Boris Johnson’s Brexiteer brigade has introduced its post-EU immigration policy. It’s essentially a tarted-up version of the Aussie-style points-based system that Ukip was pushing last year, and would see all EU citizens stripped of their automatic right to live and work in the UK. Instead, the British people would get to pick and choose who’s allowed to enter the country based on each individual’s skills and qualifications.

Appearing on BBC Radio 4 Wednesday morning, Vote Leave co-chair Gisela Stuart pointed out the number of migrants allowed to enter the UK under this new plan would depend entirely on the needs of Britain’s economy. For example, if the NHS were in need of more staff, migrants with medical training would be prioritised to plug those skills gaps.

OK, let’s run with that for a minute.

Right now, 26 per cent of all NHS doctors are non-British. But more important still, there are literally tens of thousands of NHS posts that are going unfilled because recruiters can’t find qualified, home-grown staff. We’re currently about 30,000 doctors and nurses short of running an effective health service – and so recruiters are desperately seeking overseas assistance.

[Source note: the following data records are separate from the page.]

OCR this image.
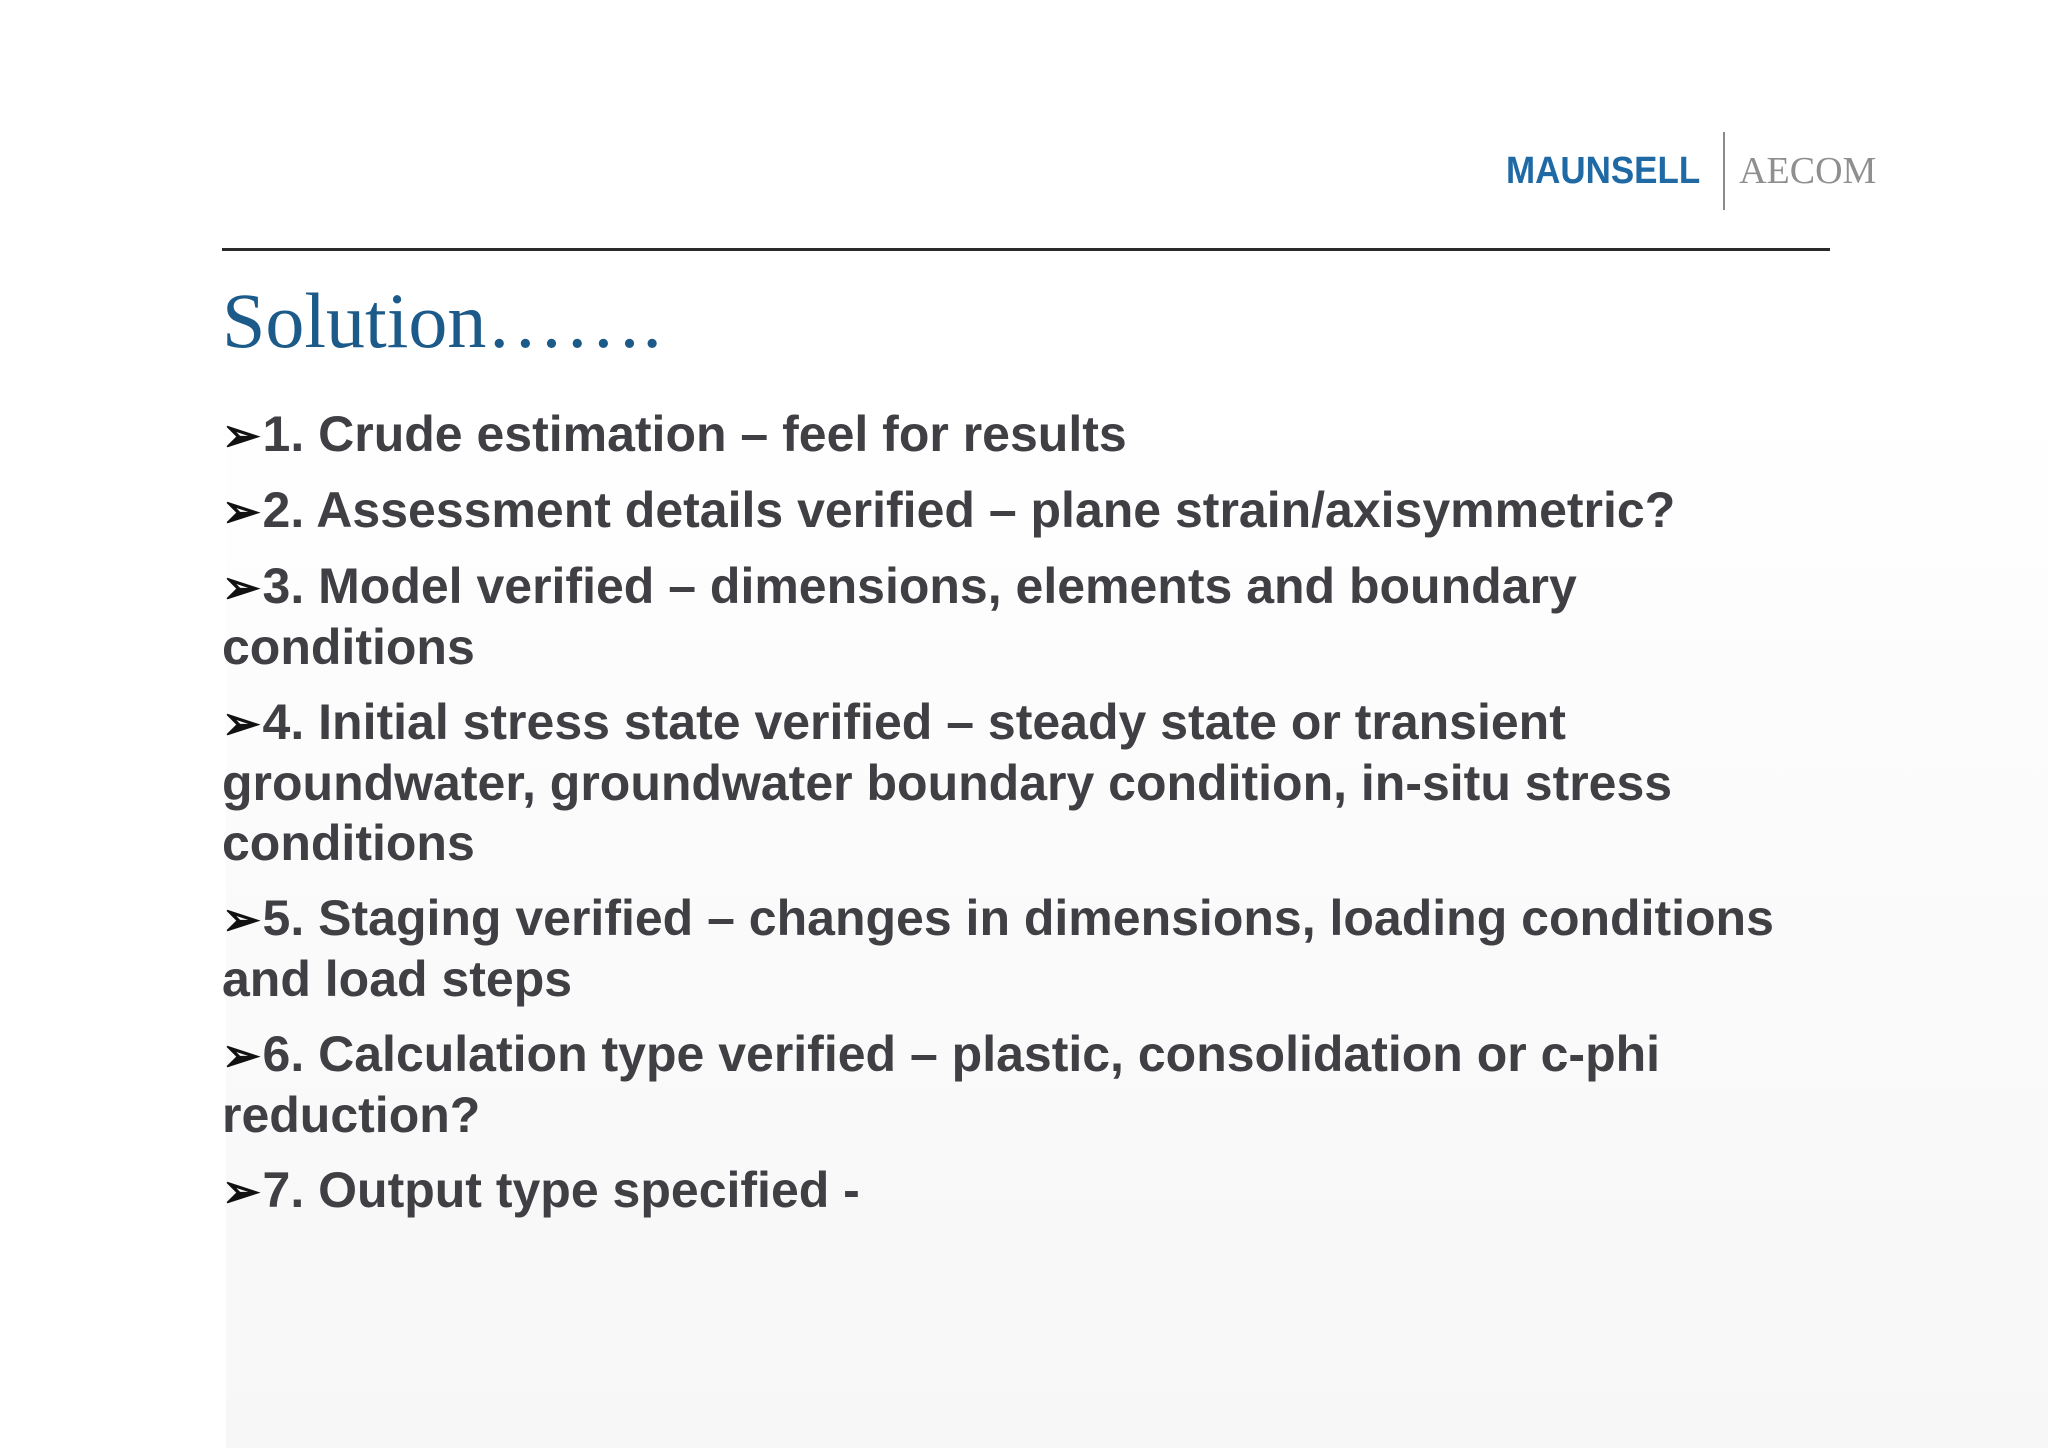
MAUNSELL AECOM
Solution…….
➢1. Crude estimation – feel for results
➢2. Assessment details verified – plane strain/axisymmetric?
➢3. Model verified – dimensions, elements and boundary conditions
➢4. Initial stress state verified – steady state or transient groundwater, groundwater boundary condition, in-situ stress conditions
➢5. Staging verified – changes in dimensions, loading conditions and load steps
➢6. Calculation type verified – plastic, consolidation or c-phi reduction?
➢7. Output type specified -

Number of child refugees crossing into Europe swells

We all know the NHS is one of Vote Leave’s top concerns. So by implementing this fantastic new immigration system, their first order of business would obviously be to track down and import 30,000 new foreigners, right?

And that’s just one industry. In order to stay competitive, British universities rely heavily on tuition fees from overseas students – and because higher education generates £73bn for the UK economy, it goes without saying our economy needs all the international students we can get our grubby little hands on. That’s at least 260,000 more immigrants.

But we can’t stop there. Loads of industries heavily rely on foreign workers – and let’s not forget that two-thirds of migrants entering the UK on any given day are classed as trained professionals. We can safely assume they’ll all pass Britain’s new points-based system with flying colours.

Hmm. It looks like this immigration policy is starting to get out of control. But hey! At least a points-based system will keep all of those Mediterranean refugees out of Britain, right? Nope.

If anything, it could actually provide some of them with an easier path into the country. After all, an estimated 50 per cent of Syrian refugees are actually trained professionals. Surely that means half of Syria’s three million refugees are just a simple English language test away from a one-way ticket to Britain.

Let's face it: Vote Leave’s insinuation that a points-based system will somehow slash net migration is complete and utter nonsense. Immigrants are the lifeblood of Britain’s biggest industries and most crucial public services. That means if Vote Leave wants to let migrants in the country based on our economic needs, we’re going to need even more foreigners living and working in Britain than we’ve already got – and this is all assuming we aren't pushed into half a dozen new free movement deals with other EU countries as part of our ‘lucrative’ post-Brexit trade agreements.

Like it or not, immigration was the only was the only card Brexiteers had left – and Vote Leave has just torn that card up into a million teeny, tiny shreds.